Drying the Ascophyllum can occur outside, or in a greenhouse (it takes about 4-5 days in a greenhouse)
A tote full of dried Ascophyllum will fit into a 30-gallon plastic bag
The dried Ascophyllum is hard and brittle.
You can break it up with your hands, and this will get it ready for grinding.
A crank-type meat grinder will work just fine.
You can grind the Ascophyllum as finely as you wish. This is the size of the ground seaweed used in the classroom experiment.
The experiment required about 3 liters of ground Ascophyllum. This was approximately one-half of the garbage bag.
C. Preparing the experimental units
The plant pots become your experimental units. What is an experimental unit? An experimental unit is an object that is randomly assigned to a particular treatment in your experiment. In this experiment, twenty experimental units (plant pots) are required because there are five replicate units being used for each of the four treatments. Step one is to assign a treatment to a unit. This requires making labels for your units so that you can affix them to each unit so that you can follow the fate of the bean in that particular unit.
The labels are affixed to the plant pots (experimental units) using tape.
Next, we create the soil treatments. Obtain a bag of potting soil, and then use a one-gallon plastic bag with a zip-lock to mix the ground Ascophyllum. Each treatment, including the control (100% soil) needs to be "mixed" and handled the same way.
Four containers are filled to the 500 ml mark with potting soil.
The soil from each container is poured into the bag, and then the soil is mixed for about one minute.
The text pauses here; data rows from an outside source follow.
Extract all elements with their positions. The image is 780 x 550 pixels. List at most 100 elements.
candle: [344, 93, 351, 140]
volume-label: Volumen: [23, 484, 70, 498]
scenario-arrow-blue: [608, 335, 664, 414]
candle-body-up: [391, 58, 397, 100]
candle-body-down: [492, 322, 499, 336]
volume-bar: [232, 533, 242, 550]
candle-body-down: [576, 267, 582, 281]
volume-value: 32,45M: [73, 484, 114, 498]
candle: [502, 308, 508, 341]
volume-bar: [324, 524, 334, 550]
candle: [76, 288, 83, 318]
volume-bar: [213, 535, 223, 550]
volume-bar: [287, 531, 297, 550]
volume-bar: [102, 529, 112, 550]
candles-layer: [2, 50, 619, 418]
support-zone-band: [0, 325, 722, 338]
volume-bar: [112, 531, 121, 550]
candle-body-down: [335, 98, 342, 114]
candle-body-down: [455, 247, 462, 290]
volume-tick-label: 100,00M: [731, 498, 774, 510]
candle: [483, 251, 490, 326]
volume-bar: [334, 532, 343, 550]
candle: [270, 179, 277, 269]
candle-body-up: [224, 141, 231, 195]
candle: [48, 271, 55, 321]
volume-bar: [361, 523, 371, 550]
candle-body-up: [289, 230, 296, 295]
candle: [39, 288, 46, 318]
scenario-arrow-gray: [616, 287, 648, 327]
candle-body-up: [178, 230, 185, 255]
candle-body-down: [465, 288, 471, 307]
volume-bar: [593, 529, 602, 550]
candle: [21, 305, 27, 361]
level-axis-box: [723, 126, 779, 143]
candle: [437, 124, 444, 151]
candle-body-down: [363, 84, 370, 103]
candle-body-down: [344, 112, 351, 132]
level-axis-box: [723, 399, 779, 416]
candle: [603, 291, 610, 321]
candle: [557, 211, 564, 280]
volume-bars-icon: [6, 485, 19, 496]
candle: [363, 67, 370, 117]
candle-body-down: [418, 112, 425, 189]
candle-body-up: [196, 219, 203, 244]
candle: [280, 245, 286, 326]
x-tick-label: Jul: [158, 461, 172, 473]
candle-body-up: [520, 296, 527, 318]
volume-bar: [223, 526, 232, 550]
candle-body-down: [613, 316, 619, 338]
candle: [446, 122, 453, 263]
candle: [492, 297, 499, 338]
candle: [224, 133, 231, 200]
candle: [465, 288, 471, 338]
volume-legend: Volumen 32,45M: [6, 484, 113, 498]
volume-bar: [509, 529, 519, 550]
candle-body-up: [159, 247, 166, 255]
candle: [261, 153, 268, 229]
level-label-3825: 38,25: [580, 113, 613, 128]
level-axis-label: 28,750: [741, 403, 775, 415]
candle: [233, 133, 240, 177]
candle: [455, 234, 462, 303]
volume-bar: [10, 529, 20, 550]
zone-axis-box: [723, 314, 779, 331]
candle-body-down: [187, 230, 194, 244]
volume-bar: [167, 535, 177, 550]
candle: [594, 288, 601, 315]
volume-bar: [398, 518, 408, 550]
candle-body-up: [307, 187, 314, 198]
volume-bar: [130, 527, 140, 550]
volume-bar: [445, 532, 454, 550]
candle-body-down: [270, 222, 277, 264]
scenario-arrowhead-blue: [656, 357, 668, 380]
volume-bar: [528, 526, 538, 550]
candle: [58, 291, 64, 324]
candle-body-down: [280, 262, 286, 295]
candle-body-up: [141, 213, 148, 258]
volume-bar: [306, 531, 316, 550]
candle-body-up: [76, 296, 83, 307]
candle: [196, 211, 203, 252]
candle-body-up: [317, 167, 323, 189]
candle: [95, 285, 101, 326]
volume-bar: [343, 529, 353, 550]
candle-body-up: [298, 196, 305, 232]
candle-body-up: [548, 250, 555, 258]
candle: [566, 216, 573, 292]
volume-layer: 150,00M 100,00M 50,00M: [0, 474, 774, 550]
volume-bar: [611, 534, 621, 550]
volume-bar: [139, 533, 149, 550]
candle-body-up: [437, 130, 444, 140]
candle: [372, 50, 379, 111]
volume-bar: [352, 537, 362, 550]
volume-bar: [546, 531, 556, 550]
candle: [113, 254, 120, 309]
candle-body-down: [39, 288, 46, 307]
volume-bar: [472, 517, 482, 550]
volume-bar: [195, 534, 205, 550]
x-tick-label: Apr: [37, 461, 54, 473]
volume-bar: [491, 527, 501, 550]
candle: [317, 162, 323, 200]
Here are four containers to be used for the treatment that requires 3 parts potting soil and 1 part Ascophyllum.
Again, pour each of the containers into a plastic bag, and mix for about a minute to ensure a thorough distribution of soil and ground Ascophyllum in the bag. Repeat this same procedure for the two remaining treatments.
Next, add about 250 ml of soil from each bag and place the soil in the appropriately labeled experimental unit (plant pots)
The units have all been filled with soil, and are now ready to accept one bean seed each.
These are bush bean seeds that should produce fruit within 50-55 days. Place one seed on the top of the soil in each experimental unit.
Push the seed about 2-inches below the soil surface, then water each experimental unit using 100 ml of tap water.
Place the units (plant pots) in some container so that you can move them as a single unit, and arrange the units randomly in the container so that the replicates of each treatment are distributed throughout the container in an irregular fashion. This randomization ensures that any uncontrolled factor such as sunlight, temperature, shade, etc. is spread out among the units as much as possible.
Water twice weekly at 100 ml per pot each time. If your conditions are more extreme (heat/dryness), you will need to water more. Do not add any fertlizer to the water. The object is to determine if Ascophyllum will act as a natural fertilizer.
Once the beans germinate and begin to grow, you will have to spread out the plant pots using a larger container to hold them as the plants will begin to grow together and entwine each other. Spread the experimental units apart enough so that the plant in a unit has no physical contact with the plant in an adjacent unit.
D. Data collection
You must decide what variable or variables you wish to measure. You can measure days to germination; height of plants once or twice weekly for the duration of the test; number of bean pods (fruits) produced per plant. You may wish to measure the mass of the pods produced per plant. It is your decision about what variable you will measure.
You will need something to record your observations (both qualitative and quantitative) such as a data sheet. The data sheet can be used to make comments about the color of the leaves, or some other physical appearance of the plants that you would like to remember. You may wish to take photos of the units from time-to-time to help with your data collection. At some point, you will want to take a physical measurement (height, mass, number), and will need a data sheet to help you with these quantitative measurements.